The airline plans to fly less on non-peak days such as Tuesdays compared to times of higher demand, a move that also prioritizes crews’ time so they are prepared to fly more when things are busy, Jordan said.

Frontier Airlines CEO Barry Biffle told CNBC that, among other things, the airline is finding less crowded markets for its flights.

“We are focusing our growth away from saturated markets,” he said. “We won’t be shrinking in Orlando and Vegas, but we probably won’t be growing either.”

As demand changes, eye-catching, double-digit tariffs arise.

But they tend to sell out quickly and are unlikely to be available during the peak holiday season, and demand is expected to reach or even break records.
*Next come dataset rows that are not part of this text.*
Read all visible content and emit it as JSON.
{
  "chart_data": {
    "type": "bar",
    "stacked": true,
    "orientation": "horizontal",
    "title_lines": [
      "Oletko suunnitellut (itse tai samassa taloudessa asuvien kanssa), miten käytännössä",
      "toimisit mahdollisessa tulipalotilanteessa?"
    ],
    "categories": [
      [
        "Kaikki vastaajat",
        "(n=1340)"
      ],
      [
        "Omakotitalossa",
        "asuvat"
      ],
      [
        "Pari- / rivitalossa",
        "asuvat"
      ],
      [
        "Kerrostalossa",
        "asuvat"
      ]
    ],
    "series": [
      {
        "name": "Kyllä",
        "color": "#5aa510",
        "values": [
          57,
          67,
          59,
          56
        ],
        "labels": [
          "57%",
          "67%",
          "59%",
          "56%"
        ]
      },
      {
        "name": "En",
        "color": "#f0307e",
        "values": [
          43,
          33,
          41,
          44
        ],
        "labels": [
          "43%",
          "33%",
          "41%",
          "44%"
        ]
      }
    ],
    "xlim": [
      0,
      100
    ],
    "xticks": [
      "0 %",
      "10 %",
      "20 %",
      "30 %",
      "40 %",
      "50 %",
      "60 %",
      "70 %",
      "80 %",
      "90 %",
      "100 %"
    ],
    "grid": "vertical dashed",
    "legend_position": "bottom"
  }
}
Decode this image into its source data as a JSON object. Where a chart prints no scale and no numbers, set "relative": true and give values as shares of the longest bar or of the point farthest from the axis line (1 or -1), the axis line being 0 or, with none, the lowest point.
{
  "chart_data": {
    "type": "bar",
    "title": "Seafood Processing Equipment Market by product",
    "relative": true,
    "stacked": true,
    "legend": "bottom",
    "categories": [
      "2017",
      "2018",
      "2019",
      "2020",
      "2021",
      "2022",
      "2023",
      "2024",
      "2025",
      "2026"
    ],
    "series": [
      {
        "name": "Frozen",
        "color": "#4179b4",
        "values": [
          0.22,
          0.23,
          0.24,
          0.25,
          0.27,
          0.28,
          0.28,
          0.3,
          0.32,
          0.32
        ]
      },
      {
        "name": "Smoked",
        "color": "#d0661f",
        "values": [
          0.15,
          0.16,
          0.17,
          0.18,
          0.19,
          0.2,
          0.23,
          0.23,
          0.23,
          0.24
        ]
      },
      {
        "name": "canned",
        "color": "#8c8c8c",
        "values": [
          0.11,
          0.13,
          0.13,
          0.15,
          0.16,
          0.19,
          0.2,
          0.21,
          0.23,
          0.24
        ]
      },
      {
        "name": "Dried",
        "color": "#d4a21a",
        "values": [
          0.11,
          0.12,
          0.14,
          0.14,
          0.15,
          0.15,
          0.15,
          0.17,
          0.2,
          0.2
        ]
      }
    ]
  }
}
Delta Air Lines expects to carry between 6.2 million and 6.4 million passengers during the Thanksgiving period Nov. 17-28, compared to 5.7 million last year and 6.25 million in 2019. United Airlines expects to carry 5.9 million passengers from November 17 to 29, up 13% from last year and 5% from 2019. American Airlines forecasts a record 7 for the period from November 16 to 28, 8 million travelers, up from 7 million last year, surpassing 2019’s roughly 200,000 customers.

Southwest CEO Jordan said year-end vacation bookings are exceeding last year’s pace.

Flight tracker Hopper said “good” domestic fares, which it defines as the bottom 10th percentile of available fares, averaged $248 for Thanksgiving, compared with $271 last year and $276 in 2019 .

Airlines are currently mulling over their 2024 schedules to try to get the most out of their planes while facing higher costs like fuel and labor that are cutting into margins.

“You see airlines offering fares that are similar to our fares, and you should really think about the fact that that’s not going to last,” Frontier CEO Biffle said, citing costs.

Airlines have become increasingly sophisticated in dealing with changing demand patterns, meaning they can cut flights or capacity during periods of slow travel.

Fares are expected to stabilize next year, but it’s too early to say what the special fares will be, said Henry Harteveldt, founder of travel industry consulting firm Atmosphere Research Group.

“If inflation really continues as high as it has and hiring slows, airlines may feel the need to invest in greater support,” he said.

An advantage for full-service airlines is the variety of fares and products they can offer, from basic, no-frills economy class to first class, Harteveldt. This means they could increase their inventory of cheaper basic economy fares during times of weaker demand or increase fares when demand for premium seats is high.

Airlines “have the most advanced cash registers of any industry,” he said.